Every organisation has their sexual harassers, and their identities rarely stay truly secret. Somebody knows, somebody talks, but the people in a position to do something about it -- bystanders, higher-ups -- often figure it isn't their problem. This has to stop.
Organisational psychologist Liane Davey writes at Quartz that "it's become increasingly clear that staying passive only perpetuates the cycle of abuse". If you're hearing rumours, but aren't sure if there's anything to them, guess what -- you are in a position to do something.
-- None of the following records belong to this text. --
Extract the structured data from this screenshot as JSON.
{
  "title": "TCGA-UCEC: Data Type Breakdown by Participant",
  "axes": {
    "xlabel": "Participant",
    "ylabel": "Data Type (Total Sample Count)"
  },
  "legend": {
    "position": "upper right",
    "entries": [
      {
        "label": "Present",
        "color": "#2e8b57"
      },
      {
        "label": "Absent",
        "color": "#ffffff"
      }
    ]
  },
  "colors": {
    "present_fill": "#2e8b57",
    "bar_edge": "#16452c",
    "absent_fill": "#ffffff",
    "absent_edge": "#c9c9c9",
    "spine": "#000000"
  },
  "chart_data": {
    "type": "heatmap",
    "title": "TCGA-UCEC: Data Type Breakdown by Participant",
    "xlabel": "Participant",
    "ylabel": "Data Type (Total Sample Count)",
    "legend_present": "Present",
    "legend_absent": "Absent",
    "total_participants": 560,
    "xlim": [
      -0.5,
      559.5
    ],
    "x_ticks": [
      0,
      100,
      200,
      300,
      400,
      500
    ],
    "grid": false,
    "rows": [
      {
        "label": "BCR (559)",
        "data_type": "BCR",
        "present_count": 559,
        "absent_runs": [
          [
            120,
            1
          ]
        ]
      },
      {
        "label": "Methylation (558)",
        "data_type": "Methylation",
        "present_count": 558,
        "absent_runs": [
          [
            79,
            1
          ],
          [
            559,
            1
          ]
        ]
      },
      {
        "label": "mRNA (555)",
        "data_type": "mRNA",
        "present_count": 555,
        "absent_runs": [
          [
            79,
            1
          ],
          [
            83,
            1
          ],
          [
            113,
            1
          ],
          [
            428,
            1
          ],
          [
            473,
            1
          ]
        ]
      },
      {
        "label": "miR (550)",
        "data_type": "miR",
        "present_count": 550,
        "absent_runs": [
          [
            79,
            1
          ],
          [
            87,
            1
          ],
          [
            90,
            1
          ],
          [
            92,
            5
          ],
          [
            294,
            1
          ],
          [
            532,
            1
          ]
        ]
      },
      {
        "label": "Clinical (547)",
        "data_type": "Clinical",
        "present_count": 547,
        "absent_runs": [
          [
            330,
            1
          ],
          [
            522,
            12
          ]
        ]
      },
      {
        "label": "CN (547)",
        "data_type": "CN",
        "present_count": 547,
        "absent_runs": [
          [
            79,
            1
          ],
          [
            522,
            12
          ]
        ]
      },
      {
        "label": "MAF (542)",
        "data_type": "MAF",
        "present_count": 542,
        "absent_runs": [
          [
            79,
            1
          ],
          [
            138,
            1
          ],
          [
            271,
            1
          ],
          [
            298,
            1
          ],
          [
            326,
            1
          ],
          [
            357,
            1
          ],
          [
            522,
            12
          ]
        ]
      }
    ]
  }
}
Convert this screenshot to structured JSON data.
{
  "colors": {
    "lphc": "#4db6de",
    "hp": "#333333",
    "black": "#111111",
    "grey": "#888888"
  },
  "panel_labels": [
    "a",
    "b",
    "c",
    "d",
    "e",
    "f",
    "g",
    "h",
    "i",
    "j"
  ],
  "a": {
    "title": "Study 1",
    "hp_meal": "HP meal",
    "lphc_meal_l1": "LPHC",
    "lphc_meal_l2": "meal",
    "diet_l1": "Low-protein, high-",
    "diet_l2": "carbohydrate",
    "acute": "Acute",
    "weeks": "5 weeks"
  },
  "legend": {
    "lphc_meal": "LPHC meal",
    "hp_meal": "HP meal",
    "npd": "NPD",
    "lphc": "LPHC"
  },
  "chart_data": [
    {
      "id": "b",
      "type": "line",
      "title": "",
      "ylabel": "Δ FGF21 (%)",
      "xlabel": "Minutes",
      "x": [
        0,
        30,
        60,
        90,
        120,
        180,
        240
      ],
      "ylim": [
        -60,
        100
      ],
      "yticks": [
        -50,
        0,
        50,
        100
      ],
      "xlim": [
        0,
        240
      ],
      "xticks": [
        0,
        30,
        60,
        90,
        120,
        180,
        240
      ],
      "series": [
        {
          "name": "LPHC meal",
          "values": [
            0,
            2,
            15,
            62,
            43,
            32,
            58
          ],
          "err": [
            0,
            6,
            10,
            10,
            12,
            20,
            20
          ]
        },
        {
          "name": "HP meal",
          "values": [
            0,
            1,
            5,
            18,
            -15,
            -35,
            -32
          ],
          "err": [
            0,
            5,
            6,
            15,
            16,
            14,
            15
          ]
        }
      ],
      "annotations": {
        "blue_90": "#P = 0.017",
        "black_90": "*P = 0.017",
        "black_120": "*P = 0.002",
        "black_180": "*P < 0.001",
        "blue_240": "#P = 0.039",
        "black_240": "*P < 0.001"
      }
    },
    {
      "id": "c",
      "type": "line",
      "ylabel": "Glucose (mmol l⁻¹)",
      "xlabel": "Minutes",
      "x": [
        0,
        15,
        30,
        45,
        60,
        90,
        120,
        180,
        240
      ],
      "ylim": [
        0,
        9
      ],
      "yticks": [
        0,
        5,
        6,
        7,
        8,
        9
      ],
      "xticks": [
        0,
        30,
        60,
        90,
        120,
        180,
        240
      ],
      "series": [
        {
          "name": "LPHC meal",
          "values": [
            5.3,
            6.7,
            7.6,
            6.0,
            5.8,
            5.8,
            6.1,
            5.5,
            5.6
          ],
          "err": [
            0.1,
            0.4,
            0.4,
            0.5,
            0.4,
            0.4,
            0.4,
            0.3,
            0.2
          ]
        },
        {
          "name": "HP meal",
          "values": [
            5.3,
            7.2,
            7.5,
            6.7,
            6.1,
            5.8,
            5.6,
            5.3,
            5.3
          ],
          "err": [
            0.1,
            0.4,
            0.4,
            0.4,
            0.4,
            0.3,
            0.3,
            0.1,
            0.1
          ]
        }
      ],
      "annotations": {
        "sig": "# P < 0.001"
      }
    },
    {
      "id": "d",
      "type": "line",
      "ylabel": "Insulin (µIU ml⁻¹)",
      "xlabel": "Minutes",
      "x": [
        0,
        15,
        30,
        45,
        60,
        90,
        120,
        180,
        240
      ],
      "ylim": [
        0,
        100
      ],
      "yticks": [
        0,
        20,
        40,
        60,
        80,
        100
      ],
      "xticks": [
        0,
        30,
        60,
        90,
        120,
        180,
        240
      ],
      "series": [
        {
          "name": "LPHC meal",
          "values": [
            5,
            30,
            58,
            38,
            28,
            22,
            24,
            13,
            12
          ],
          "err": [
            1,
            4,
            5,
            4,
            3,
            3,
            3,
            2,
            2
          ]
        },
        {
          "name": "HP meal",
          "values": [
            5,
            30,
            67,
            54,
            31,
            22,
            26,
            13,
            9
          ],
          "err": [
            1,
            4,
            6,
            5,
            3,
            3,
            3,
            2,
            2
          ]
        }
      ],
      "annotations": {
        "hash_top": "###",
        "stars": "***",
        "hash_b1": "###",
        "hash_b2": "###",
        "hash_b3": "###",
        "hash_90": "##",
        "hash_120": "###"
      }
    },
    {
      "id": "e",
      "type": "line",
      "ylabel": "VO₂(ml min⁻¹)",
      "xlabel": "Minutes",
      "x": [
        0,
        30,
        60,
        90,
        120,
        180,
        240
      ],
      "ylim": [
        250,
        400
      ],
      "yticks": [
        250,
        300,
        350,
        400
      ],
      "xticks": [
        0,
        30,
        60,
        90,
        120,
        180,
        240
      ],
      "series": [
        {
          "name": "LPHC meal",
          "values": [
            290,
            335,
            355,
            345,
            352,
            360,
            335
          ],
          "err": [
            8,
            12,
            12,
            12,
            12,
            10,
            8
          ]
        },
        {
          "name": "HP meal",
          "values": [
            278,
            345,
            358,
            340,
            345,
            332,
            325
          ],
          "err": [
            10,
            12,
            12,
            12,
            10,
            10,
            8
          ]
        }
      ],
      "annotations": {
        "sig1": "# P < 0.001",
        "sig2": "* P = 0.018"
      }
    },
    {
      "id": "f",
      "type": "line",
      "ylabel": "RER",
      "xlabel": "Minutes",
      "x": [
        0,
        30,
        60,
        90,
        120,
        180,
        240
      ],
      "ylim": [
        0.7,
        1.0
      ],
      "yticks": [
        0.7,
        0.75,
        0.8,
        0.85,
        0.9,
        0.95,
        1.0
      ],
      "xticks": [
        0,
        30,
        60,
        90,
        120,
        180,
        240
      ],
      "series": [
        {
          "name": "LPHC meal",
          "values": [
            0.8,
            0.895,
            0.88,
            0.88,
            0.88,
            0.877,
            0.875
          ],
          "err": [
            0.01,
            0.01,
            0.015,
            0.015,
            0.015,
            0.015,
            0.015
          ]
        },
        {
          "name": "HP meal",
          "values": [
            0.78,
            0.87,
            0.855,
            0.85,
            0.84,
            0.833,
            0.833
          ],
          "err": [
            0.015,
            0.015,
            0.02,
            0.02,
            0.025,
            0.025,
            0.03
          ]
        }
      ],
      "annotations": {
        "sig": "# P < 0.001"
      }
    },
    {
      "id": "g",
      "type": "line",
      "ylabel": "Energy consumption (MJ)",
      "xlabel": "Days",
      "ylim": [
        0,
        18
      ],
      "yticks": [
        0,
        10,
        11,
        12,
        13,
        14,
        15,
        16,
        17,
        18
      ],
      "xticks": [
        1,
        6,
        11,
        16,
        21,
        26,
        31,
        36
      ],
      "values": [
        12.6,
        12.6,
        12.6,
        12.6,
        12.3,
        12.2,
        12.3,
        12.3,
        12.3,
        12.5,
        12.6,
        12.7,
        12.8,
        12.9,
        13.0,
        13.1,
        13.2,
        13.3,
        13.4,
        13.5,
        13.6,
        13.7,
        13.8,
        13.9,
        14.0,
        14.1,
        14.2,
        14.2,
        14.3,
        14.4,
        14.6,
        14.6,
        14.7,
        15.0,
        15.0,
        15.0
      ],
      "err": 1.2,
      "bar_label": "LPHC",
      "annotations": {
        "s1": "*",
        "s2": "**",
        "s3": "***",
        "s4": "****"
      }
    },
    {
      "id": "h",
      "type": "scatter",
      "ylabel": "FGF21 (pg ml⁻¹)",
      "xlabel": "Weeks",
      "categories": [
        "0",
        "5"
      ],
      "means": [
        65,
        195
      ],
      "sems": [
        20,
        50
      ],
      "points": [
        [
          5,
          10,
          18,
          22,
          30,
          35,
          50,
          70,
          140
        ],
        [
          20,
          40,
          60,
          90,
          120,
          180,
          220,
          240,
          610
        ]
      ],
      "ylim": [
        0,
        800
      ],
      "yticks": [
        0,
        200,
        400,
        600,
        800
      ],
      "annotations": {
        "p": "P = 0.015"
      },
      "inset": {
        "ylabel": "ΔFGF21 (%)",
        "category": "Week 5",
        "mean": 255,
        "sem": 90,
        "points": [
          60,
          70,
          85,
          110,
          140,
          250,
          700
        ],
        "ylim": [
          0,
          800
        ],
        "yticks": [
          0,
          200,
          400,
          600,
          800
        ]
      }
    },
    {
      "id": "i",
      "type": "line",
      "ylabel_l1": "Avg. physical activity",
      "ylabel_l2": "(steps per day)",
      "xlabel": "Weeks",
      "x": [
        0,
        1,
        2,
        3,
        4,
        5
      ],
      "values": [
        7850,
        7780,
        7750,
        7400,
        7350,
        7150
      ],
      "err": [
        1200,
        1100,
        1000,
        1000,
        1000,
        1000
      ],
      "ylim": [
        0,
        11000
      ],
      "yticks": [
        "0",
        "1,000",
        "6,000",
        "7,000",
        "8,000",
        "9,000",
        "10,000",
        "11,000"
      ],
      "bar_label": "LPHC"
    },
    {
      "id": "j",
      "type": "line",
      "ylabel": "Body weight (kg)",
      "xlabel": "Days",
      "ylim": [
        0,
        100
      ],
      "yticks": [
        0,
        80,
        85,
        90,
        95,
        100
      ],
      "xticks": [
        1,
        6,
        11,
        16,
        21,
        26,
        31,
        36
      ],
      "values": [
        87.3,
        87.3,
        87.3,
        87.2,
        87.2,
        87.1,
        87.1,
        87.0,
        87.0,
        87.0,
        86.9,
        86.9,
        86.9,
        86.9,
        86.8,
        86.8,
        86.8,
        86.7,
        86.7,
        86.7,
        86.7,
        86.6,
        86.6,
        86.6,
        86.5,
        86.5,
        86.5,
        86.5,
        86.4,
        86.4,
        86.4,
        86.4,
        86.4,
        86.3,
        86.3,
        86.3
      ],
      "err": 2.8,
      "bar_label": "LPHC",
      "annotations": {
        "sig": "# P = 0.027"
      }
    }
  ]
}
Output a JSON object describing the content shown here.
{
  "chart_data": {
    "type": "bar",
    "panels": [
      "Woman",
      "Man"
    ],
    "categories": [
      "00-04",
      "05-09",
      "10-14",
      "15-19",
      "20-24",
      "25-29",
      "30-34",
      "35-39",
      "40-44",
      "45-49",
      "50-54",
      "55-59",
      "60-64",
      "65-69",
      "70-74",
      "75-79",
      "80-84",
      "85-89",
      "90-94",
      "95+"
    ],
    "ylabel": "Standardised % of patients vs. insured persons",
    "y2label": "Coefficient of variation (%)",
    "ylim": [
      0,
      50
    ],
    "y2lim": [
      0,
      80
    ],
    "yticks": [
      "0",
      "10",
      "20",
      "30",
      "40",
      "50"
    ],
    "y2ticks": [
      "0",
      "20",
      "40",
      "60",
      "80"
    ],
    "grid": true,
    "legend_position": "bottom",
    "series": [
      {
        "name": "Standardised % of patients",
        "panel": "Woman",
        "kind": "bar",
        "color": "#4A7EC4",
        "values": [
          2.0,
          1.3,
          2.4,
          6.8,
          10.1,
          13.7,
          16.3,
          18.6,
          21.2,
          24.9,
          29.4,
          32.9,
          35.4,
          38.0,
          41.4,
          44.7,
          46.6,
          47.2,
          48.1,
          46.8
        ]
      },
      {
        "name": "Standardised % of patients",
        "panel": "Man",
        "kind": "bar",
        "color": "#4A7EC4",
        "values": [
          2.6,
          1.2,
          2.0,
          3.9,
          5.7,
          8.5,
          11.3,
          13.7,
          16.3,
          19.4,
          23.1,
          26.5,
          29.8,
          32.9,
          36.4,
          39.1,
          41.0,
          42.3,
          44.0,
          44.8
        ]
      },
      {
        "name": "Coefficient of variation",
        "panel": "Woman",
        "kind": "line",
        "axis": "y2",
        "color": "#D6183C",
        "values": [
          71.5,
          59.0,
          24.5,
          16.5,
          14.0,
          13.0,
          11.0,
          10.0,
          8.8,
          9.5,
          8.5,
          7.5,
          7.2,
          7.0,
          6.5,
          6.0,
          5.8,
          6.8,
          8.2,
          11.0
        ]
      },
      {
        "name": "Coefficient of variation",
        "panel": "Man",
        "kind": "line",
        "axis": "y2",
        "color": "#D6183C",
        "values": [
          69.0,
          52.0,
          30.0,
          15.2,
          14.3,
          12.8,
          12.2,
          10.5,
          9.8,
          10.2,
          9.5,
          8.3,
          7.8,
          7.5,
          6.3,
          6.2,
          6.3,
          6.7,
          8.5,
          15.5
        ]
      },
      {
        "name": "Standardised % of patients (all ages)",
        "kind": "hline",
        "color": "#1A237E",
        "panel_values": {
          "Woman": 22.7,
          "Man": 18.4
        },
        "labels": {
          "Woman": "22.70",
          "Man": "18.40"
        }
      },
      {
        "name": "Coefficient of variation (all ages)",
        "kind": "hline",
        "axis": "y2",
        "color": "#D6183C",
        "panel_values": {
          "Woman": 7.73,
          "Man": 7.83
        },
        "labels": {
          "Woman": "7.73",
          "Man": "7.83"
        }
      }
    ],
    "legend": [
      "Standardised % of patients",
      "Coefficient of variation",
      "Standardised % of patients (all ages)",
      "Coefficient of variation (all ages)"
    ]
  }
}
Here are some of her action items:
- Take rumours seriously. Practise this line: "That's a serious allegation. I can't ignore that comment." If the person heard it second-hand, ask if they will connect you with the victim. And if they are the person who experienced the behaviour themselves, be clear about whether or not you can keep their story confidential.
- Support the person in whatever way you can. Maybe you can help them take the issue to HR or even the police, or maybe you can connect them with other people at your organisation that have experienced the same thing. Sometimes all you can do is be a supportive sounding board, but that's important: They know somebody is listening and believes them.
- Report it. If the victim can't or won't report it themselves, you can tell HR yourself, anonymously if necessary. And if HR doesn't take action, Davey recommends telling someone in a position of power at your organisation that there's a serious issue that HR isn't following up on. Ask, "What would you advise me to do?"
Imagine a workplace where everybody reacts this way when they hear rumours, instead of shrugging them off. If an organisation is full of people who go "wait, that's messed up, tell me more" when they hear their colleague is being creepy or worse, those creepy dudes (who are everywhere) wouldn't stay undercover for very long.